I remember from the Richmond conference one young adult Friend recounted her struggle to acknowledge that her calling was still real and Spirit led even though it would entail work here in America instead of traveling to work abroad as all her other Quaker friends where doing. As much as I think the work we do aboard is wonderful, needful, and truly Spirit led, I wonder how much work within our own American communities both Quaker and otherwise goes undone. I feel we spend so much time concentrating our attention and energy else where that it does not leave us much of either to tackle problems closer to home. I am not advocating us ending our services all over the globe. I just feel a mounting unease. All I ever here of is work friends are doing else where when I personally witness the suffering and need here in America everyday.

In a list of services Friends where engaged in one Friend mentioned services in America then hastily explained that he was speaking of prison ministry. We are all truly blessed by every Friend who feels and heeds the call to prison ministries, but I wonder about our lack of commitment to other areas of suffering in America. I think it is some times easier for us to pretend, subconsciously, that the only poverty, hunger, death, homelessness, discrimination, and inhuman violence is taking place in other countries not our own. However as we all intellectually know this is not the truth.

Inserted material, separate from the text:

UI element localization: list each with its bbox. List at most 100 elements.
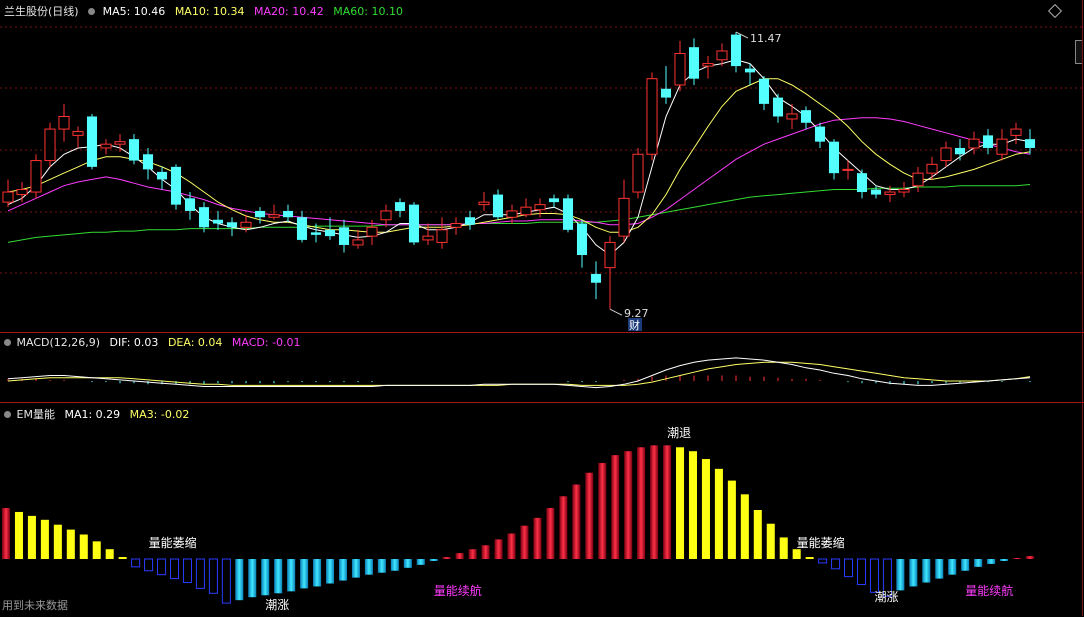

Yet as we struggle to build the kingdom of God we must reach out to all people at home and abroad. Nor do I think one group more needful then the other.

There is also the issue of the state of the Religious Society of Friends. I find it uncomfortable to watch Friends spending so much time worrying and discussing Friends in African or South America when we have our own troubles and needs here in America. I think dialog between us and Africans Friends is both needful and a blessing but I worry when a whole discussion on FUM only ever focuses the African Friends when there are plenty of FUM Friends here in America. I also feel uncomfortable when Friends spend all there time discussing work abroad and money to be sent abroad while real problems and needs exist within their own Yearly Meeting I feel for the sake of all Friends, the spiritual health of the Religious Society of Friends should be addressed first. I feel it is hard for us to aid others when we are in desperate need of spiritual aid ourselves.

When I was in Richmond IN I received a simple message over and over again. The message was that the real work of the Religious Society of Friends needed to happen at the month, quarterly and yearly meeting levels. That the spiritual well being of the society as a whole could only be preserved by working from these levels, by healing and renewing on a more intimate community level. I also received the very strong message that Friends needed to spend more time working in their own communities at large. We as Friends I believe tend to struggle with the ideals of radical Christian hospitality, and I would like to see more of an emphasis paid to that within our meeting bodies. We acts with such loving, nurturing kindness, and grace towards those in need throughout the world. I would dearly love, and truly wish to see the same grace offered other Friends here in our home meetings and the communities these meeting are located in. May the Spirit of Christ guide us abroad, at home and within our hearts.